While reading fiction has been a long-standing and deeply pleasurable past-time, writing it is a rather new experience. Friends had suggested it for a while, but it wasn’t until I read a piece that garnered attention from several I trusted that I dipped my toe into these waters. I quickly discovered two things: (a) it’s not as easy as it looks, and second, despite the challenges, writing fiction is a blast. To fashion worlds out of words? To imagine a different result from that awkward encounter of long ago? To meet completely new characters who want their story told? Sign me up.
To date, I’ve published two novels. You’ll find descriptions of each below, and clicking the covers will take you to Amazon.com’s order page for the e-book or paperback. What’s ahead? More…
THIS JUST IN!!
Playa Perdida (PLY-uh / purr-DEE-dah) emerged after living overseas during my adolescence and then later with my wife and kids, when I pastored international churches. I got to meet a wide range of people from all over the world who enriched my life, and gave me seeds for many stories. They also helped me realize that no matter where you’re from, where you’re going and how you travel matters.
Fading fast after a decade of serving troubled churches, a desk-bound pastor heads south for a break. When storms force his plane to land early, Gray Albright unexpectedly finds himself in a remote Central American town on the Pacific coast. Somehow, people there who want a church in the area know about him. They ask him to stay, but Gray says no.
Then, back home after the failed vacation, he gets sacked by his grumpy congregation. So at the urging of his wife Moira, Gray relocates his family to Playa Perdida, where there’s an array of intriguing expatriates—like Slot, a one-armed vet who shepherds lost causes; Bert, who covers her religious bases; Arthur, a refined British gent; and, the dowager Charlotte Pipe. As the Albrights settle in, a cynical journalist heckles, a surfing instructor offers insight, and a barista with a predilection for knives brews killer cappuccino.

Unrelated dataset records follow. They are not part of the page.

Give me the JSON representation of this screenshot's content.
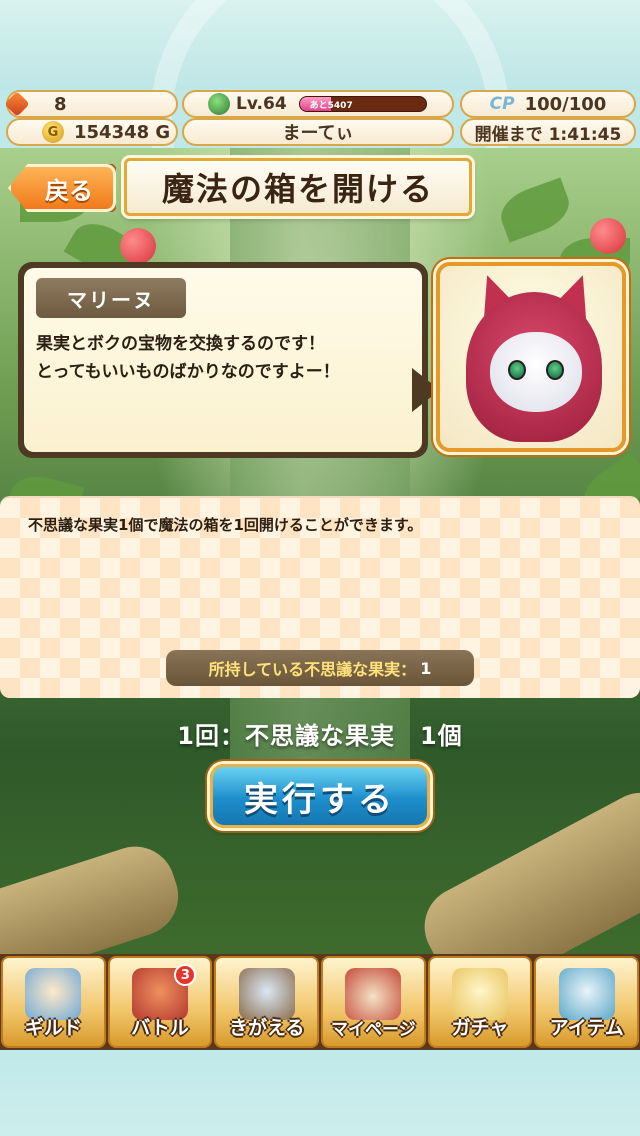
{
  "header": {
    "gems": "8",
    "gold": "154348 G",
    "level": "Lv.64",
    "xp_label": "あと5407",
    "xp_fraction": 0.25,
    "cp_label": "CP",
    "cp_value": "100/100",
    "player_name": "まーてぃ",
    "event_timer": "開催まで 1:41:45"
  },
  "title_bar": {
    "back_label": "戻る",
    "title": "魔法の箱を開ける"
  },
  "dialog": {
    "speaker": "マリーヌ",
    "line1": "果実とボクの宝物を交換するのです！",
    "line2": "とってもいいものばかりなのですよー！"
  },
  "info": {
    "description": "不思議な果実1個で魔法の箱を1回開けることができます。",
    "owned_label": "所持している不思議な果実：",
    "owned_count": "1"
  },
  "cost_line": "1回：不思議な果実　1個",
  "execute_label": "実行する",
  "nav": {
    "items": [
      {
        "label": "ギルド",
        "icon": "guild-icon",
        "color": "#6fa8d6"
      },
      {
        "label": "バトル",
        "icon": "battle-icon",
        "color": "#b2382e",
        "badge": "3"
      },
      {
        "label": "きがえる",
        "icon": "wardrobe-icon",
        "color": "#8a6a4a"
      },
      {
        "label": "マイページ",
        "icon": "mypage-icon",
        "color": "#c44a3a"
      },
      {
        "label": "ガチャ",
        "icon": "gacha-icon",
        "color": "#e8c25a"
      },
      {
        "label": "アイテム",
        "icon": "item-icon",
        "color": "#5aa6c8"
      }
    ]
  },
  "colors": {
    "accent_orange": "#f07a1a",
    "gold_border": "#d9a64a",
    "execute_blue": "#1d8ecc"
  }
}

What does it take to form a church in a place like this? While trying to figure that out, Gray deals with a suicide, entrusts worship music to a garage band, counsels in a bar, conducts a wedding barefoot and helps catch a puma. He also finds himself on the receiving end of grace more than he had expected.
With dry wit and laconic pacing, Playa Perdida introduces a lively, off-beat community of saints and sinners. Washed up on shore from all over the world, almost everybody in this tropical paradise needs a second chance.
Dan Schmidt has a terrific mind and a gift for language. In Playa Perdida, he has drawn on a world he knows well to craft a tale you will not forget.John Ortberg, Senior Pastor; Menlo Park Presbyterian Church
::What better summer beach reading could there be than a book about a beach? Really, Playa Perdida is a great read for any season. It deals with the quiet drama of spiritual growth – through endearing characters and an engaging story in a captivating setting.Brian McLaren, Author/speaker
::I began reading Playa Perdida as a favor for a friend. But I soon discovered that I couldn’t put it down. Not only has Dan Schmidt created interesting and believable characters, but he has presented them in lively, witty, and insightful prose. His well-wrought writing creates empathy for his protagonists: a pastor and his wife dealing with the frustrations, tensions, fears, joys, and blessings of the vocation. This novel will ring bells of recognition for those in the pastorate, it can also help congregations understand the often unacknowledged roles played by any earnest pastor: public relations guru, arbitration specialist, theatrical director, pedagogical theorist, marriage counselor and coffee connoisseur.Crystal Downing, Author How Postmodernism Serves (My) Faith
In middle school I won a contest where the prize was a bookstore coupon; I bought a book about WW2 prisoner escapes. From there it was a short step to a host of other adventure stories and a lifelong fascination. The genre captivates me, and I’m always on the lookout for a good spy book to read. One day, the idea hit: could I write one of these? Prime Target fell out in short order, hustled along by the National Novel Writing Month challenge.
When Stuyvesant Bedford is hired by an insurance agency catering to the rich and infamous, he has a pretty good idea of who’s behind a recent rash of robberies his new firm wants to stop. But to catch this loopy mastermind, he’ll need friends from his days undercover. He hires his nephew Max, too, because the kid is good at finding things.
From inner city Philadelphia to the coast of Portugal, between Baltimore and Montana, the hunt is on for crooks who take what they want and leave no trace. Can Bedford and his gang recover millions of dollars’ worth of loot before it disappears again, or gets blown to smithereens?